Pada Februari 2022, suami saya mulai merasakan masalah kesehatan, termasuk beberapa kali jatuh berturut-turut. Khawatir dengan kesehatannya, putrinya mendesak supaya dia mencari pengobatan medis meski suami saya enggan mengunjungi rumah sakit saat pandemi COVID-19. Suami saya didiagnosa menderita tumor dan perlu dioperasi. Dia melakukan operasi pada awal bulan Maret, namun sayangnya meninggal dunia pada akhir bulan April.

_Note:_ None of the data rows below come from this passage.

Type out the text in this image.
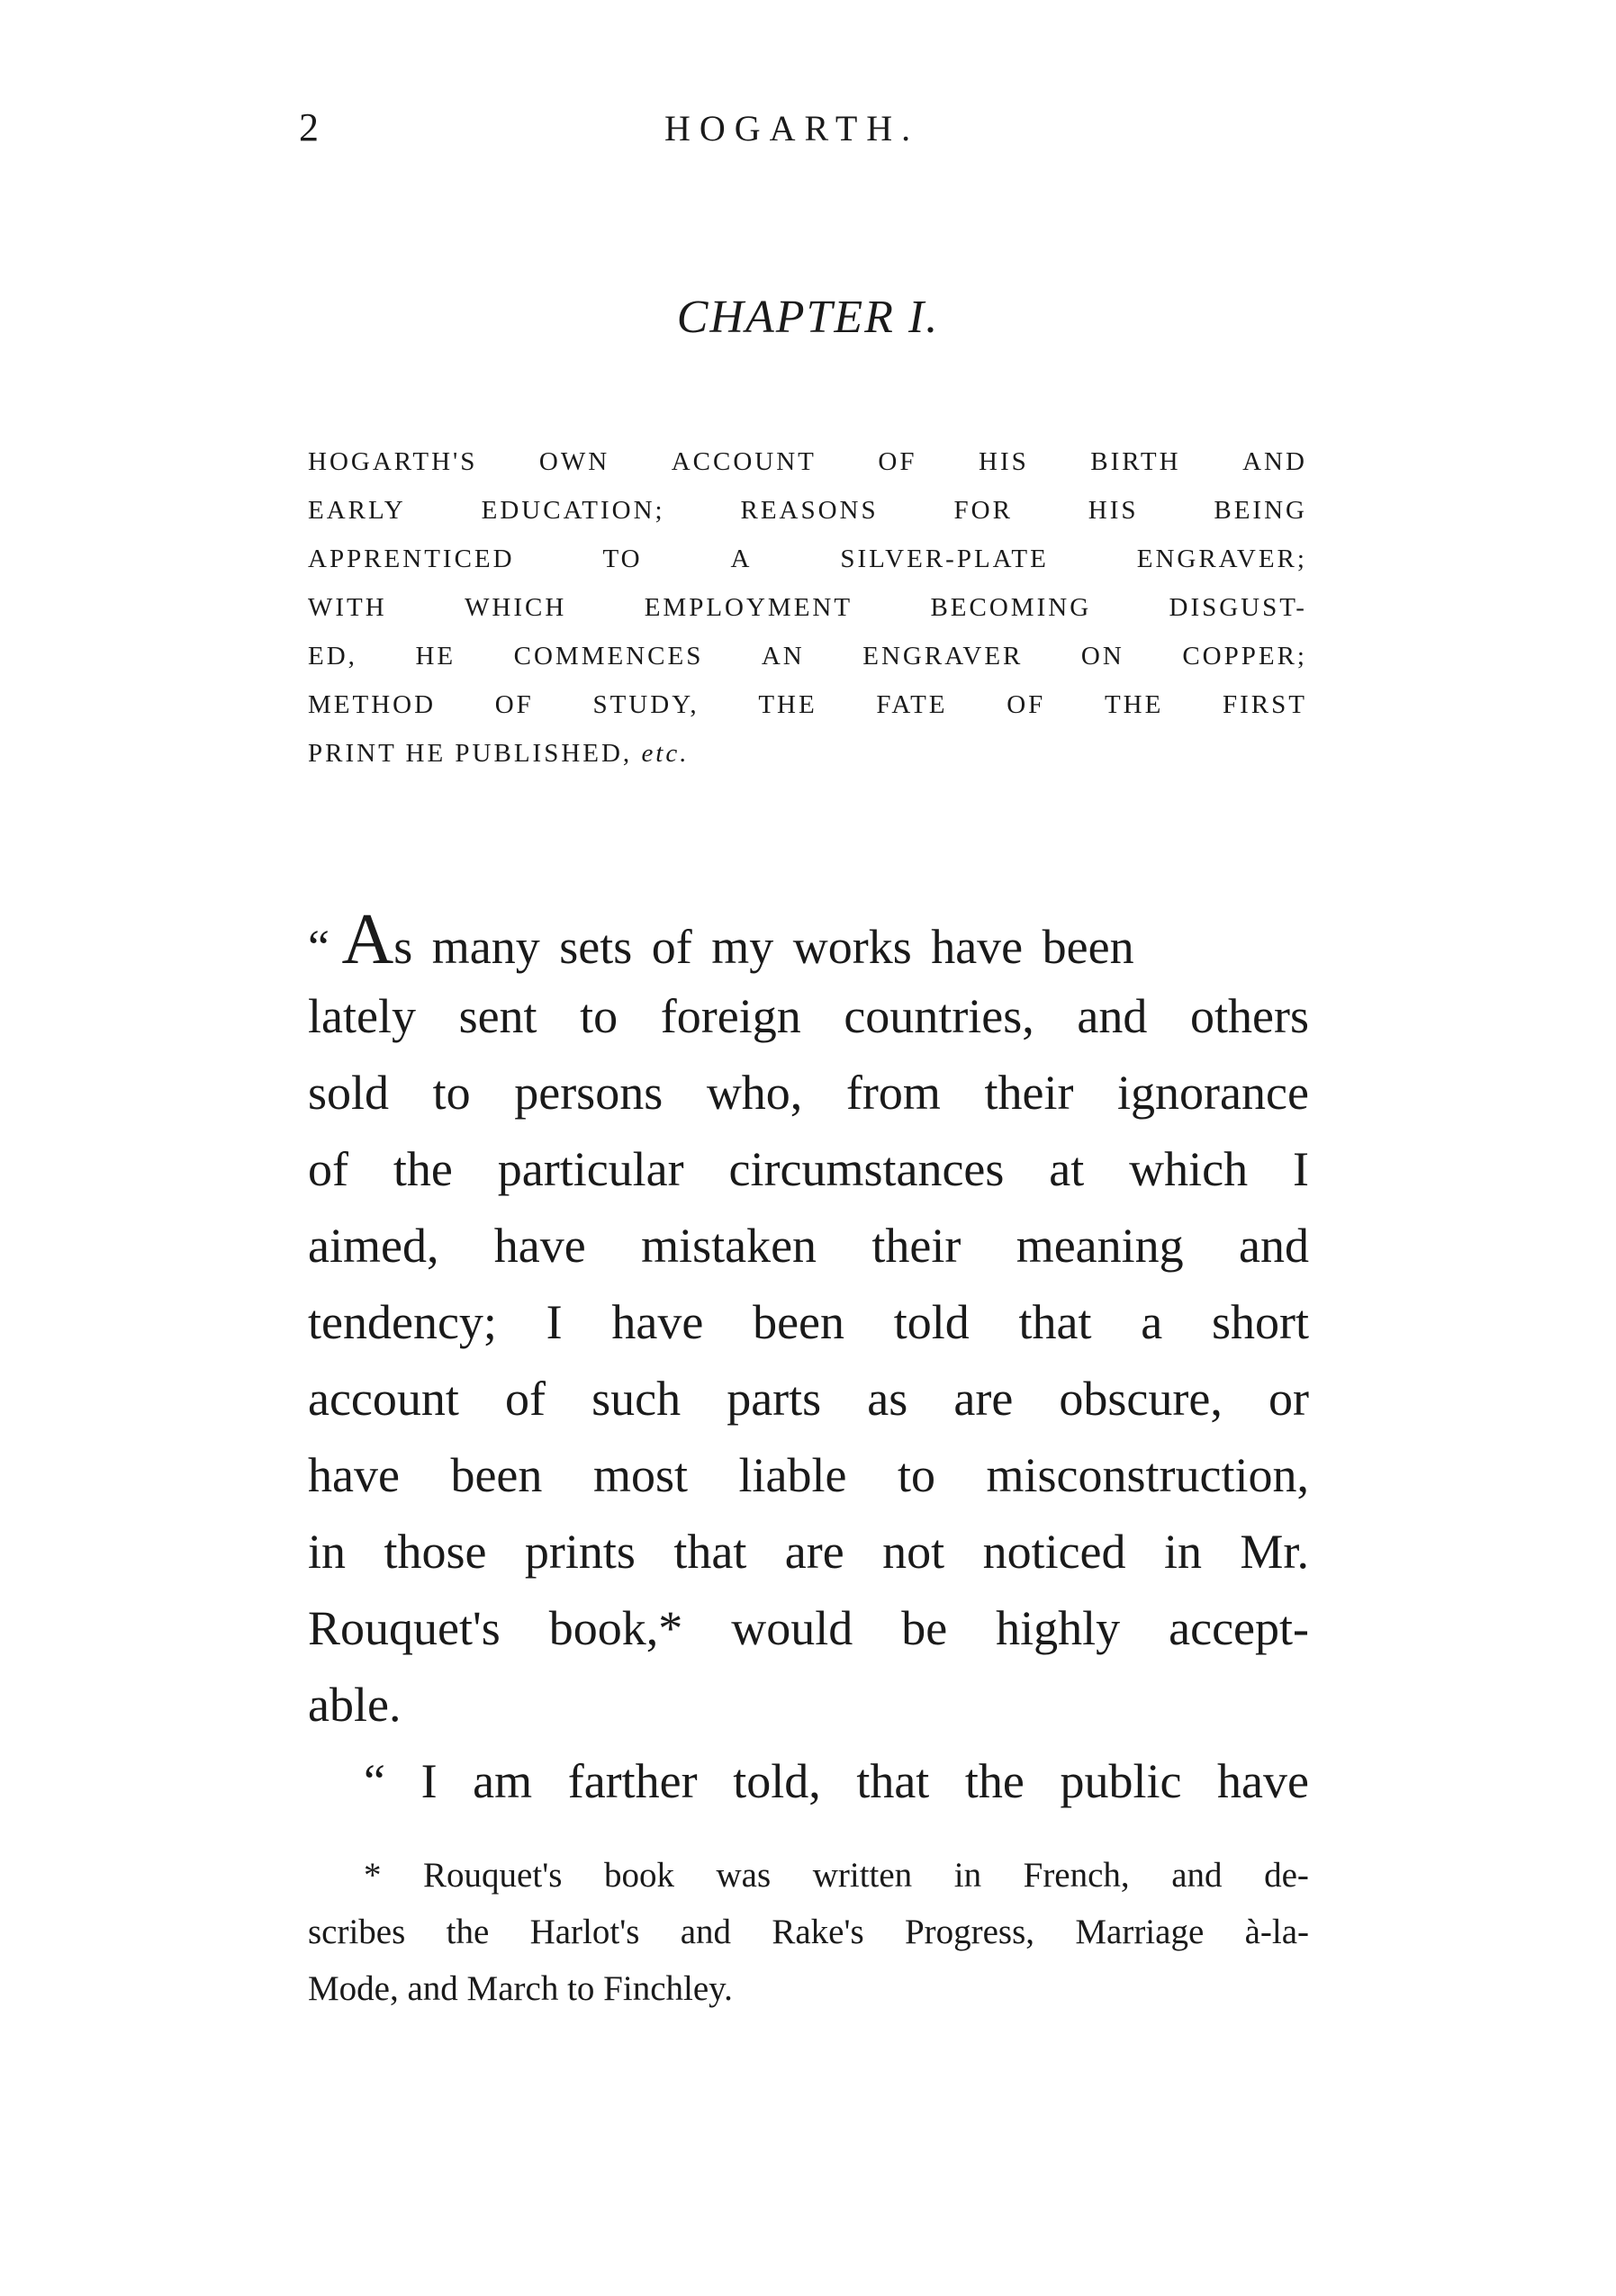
2	HOGARTH.
CHAPTER I.
HOGARTH'S OWN ACCOUNT OF HIS BIRTH AND
EARLY	EDUCATION;	REASONS	FOR	HIS	BEING
APPRENTICED	TO	A	SILVER-PLATE	ENGRAVER;
WITH	WHICH	EMPLOYMENT	BECOMING	DISGUST-
ED, HE COMMENCES AN ENGRAVER ON COPPER;
METHOD OF STUDY, THE FATE OF THE FIRST
PRINT HE PUBLISHED, etc.
“ As many sets of my works have been
lately sent to foreign countries, and others
sold to persons who, from their ignorance
of the particular circumstances at which I
aimed, have mistaken their meaning and
tendency; I have been told that a short
account of such parts as are obscure, or
have been most liable to misconstruction,
in those prints that are not noticed in Mr.
Rouquet's book,* would be highly accept-
able.
“ I am farther told, that the public have
* Rouquet's book was written in French, and de-
scribes the Harlot's and Rake's Progress, Marriage à-la-
Mode, and March to Finchley.
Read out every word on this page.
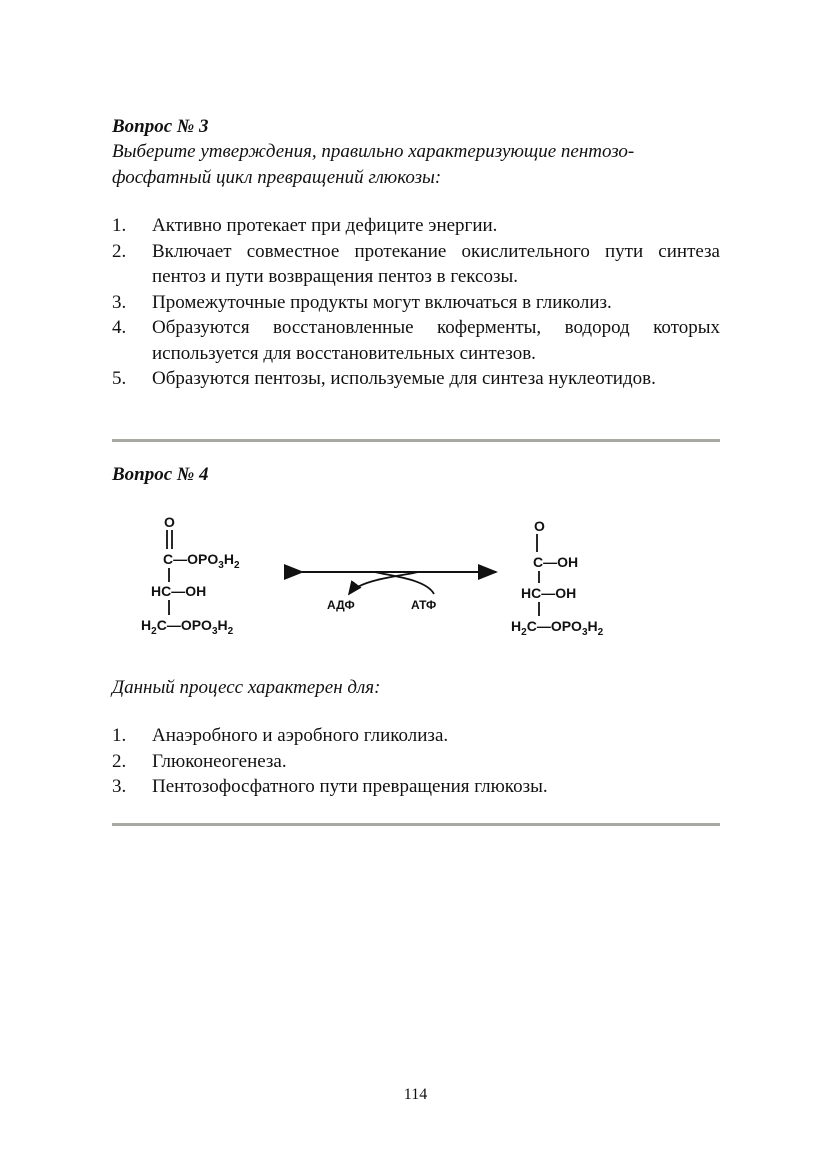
Вопрос № 3
Выберите утверждения, правильно характеризующие пентозо-
фосфатный цикл превращений глюкозы:
1. Активно протекает при дефиците энергии.
2. Включает совместное протекание окислительного пути синтеза пентоз и пути возвращения пентоз в гексозы.
3. Промежуточные продукты могут включаться в гликолиз.
4. Образуются восстановленные коферменты, водород которых используется для восстановительных синтезов.
5. Образуются пентозы, используемые для синтеза нуклеотидов.
Вопрос № 4
O
$C—OPO_3H_2$
HC—OH
$H_2C—OPO_3H_2$
АДФ	АТФ
O
C—OH
HC—OH
$H_2C—OPO_3H_2$
Данный процесс характерен для:
1. Анаэробного и аэробного гликолиза.
2. Глюконеогенеза.
3. Пентозофосфатного пути превращения глюкозы.
114
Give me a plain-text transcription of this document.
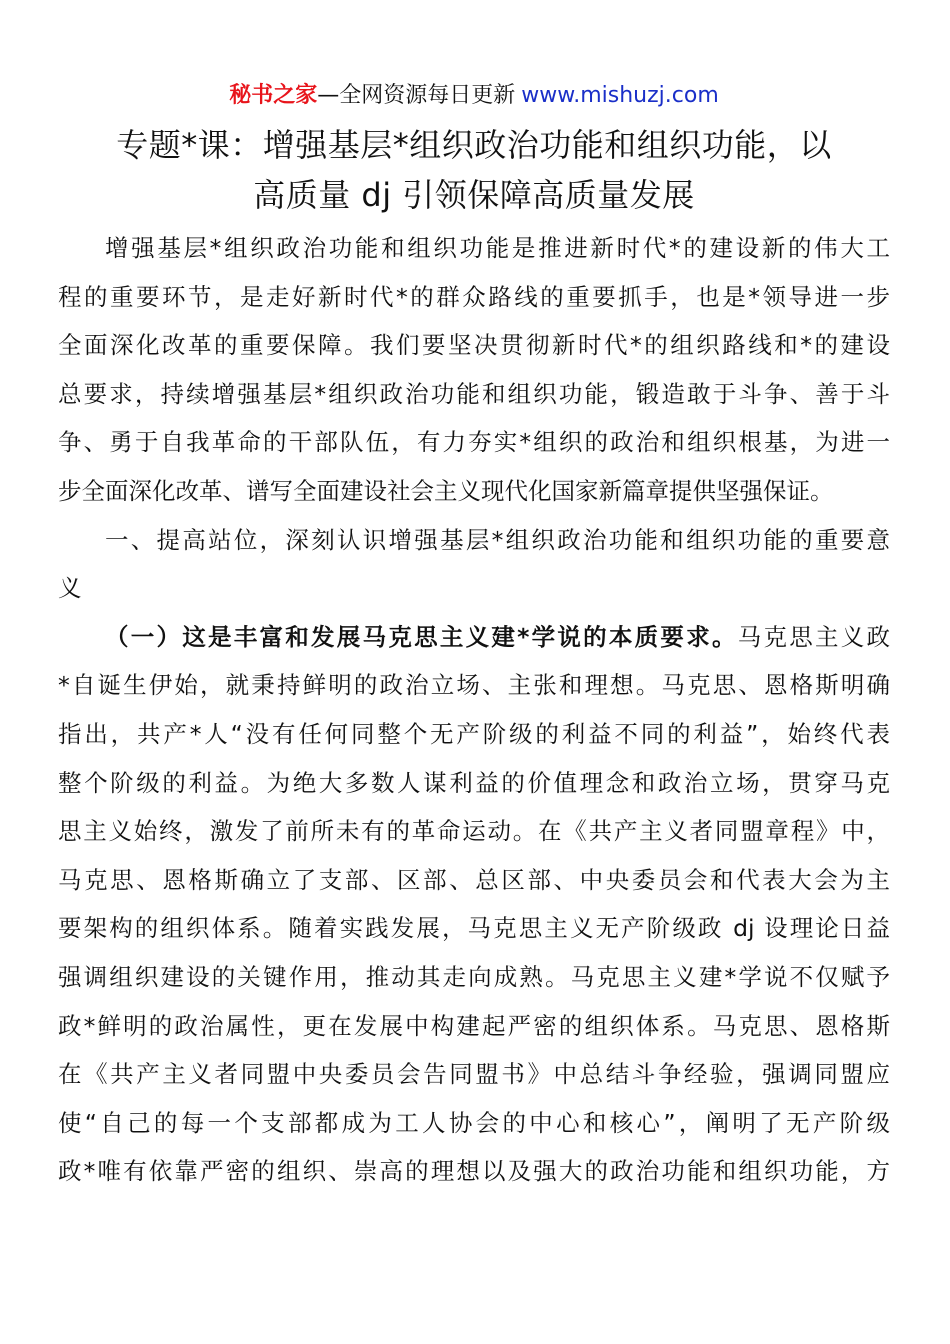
秘书之家—全网资源每日更新 www.mishuzj.com
专题*课：增强基层*组织政治功能和组织功能，以
高质量 dj 引领保障高质量发展
增强基层*组织政治功能和组织功能是推进新时代*的建设新的伟大工
程的重要环节，是走好新时代*的群众路线的重要抓手，也是*领导进一步
全面深化改革的重要保障。我们要坚决贯彻新时代*的组织路线和*的建设
总要求，持续增强基层*组织政治功能和组织功能，锻造敢于斗争、善于斗
争、勇于自我革命的干部队伍，有力夯实*组织的政治和组织根基，为进一
步全面深化改革、谱写全面建设社会主义现代化国家新篇章提供坚强保证。
一、提高站位，深刻认识增强基层*组织政治功能和组织功能的重要意
义
（一）这是丰富和发展马克思主义建*学说的本质要求。马克思主义政
*自诞生伊始，就秉持鲜明的政治立场、主张和理想。马克思、恩格斯明确
指出，共产*人“没有任何同整个无产阶级的利益不同的利益”，始终代表
整个阶级的利益。为绝大多数人谋利益的价值理念和政治立场，贯穿马克
思主义始终，激发了前所未有的革命运动。在《共产主义者同盟章程》中，
马克思、恩格斯确立了支部、区部、总区部、中央委员会和代表大会为主
要架构的组织体系。随着实践发展，马克思主义无产阶级政 dj 设理论日益
强调组织建设的关键作用，推动其走向成熟。马克思主义建*学说不仅赋予
政*鲜明的政治属性，更在发展中构建起严密的组织体系。马克思、恩格斯
在《共产主义者同盟中央委员会告同盟书》中总结斗争经验，强调同盟应
使“自己的每一个支部都成为工人协会的中心和核心”，阐明了无产阶级
政*唯有依靠严密的组织、崇高的理想以及强大的政治功能和组织功能，方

Orang biasa sering memandang penting keuntungan materi dan uang. Baru satu minggu setelah suami meninggal, putri-putri saya menyuruh saya pindah dari rumah, mengeluarkan semua barang milik saya, terutama buku-buku Falun Dafa. Ini menjadi ujian yang lebih besar lagi bagi saya.

Saya mengikuti prinsip Zhen-Shan-Ren (Sejati-Baik-Sabar) untuk mengultivasikan Xinxing saya dan berkata, “Ibu adalah bagian dari keluarga. Karena ayah kalian meninggal, Ibu adalah kepala keluarga, tapi Ibu tidak akan bertengkar dengan kalian untuk hal apapun.”

Setelah pemakaman suami, sikap mereka berubah drastis. Mereka menjadi lebih toleran dan memperhatikan saya. Kemudian, saya bergabung dalam sebuah proyek Falun Dafa dan pindah ke asrama yang disediakan oleh proyek tersebut. Putri tertua saya dan putranya mengunjungi saya ke sana. Dia memberitahu saudarinya bahwa saya hidup dengan sehat dan lingkungan yang suportif, ini membuat pikiran saya menjadi tenang.

Saya sungguh beruntung berlatih prinsip Fa alam semesta Zhen-Shan-Ren (Sejati-Baik-Sabar). Saya bersyukur karena Dafa mengajarkan saya untuk tidak mementingkan diri sendiri dan mempertimbangkan orang lain. Terima kasih Guru karena telah meningkatkan dan memperkaya hidup saya.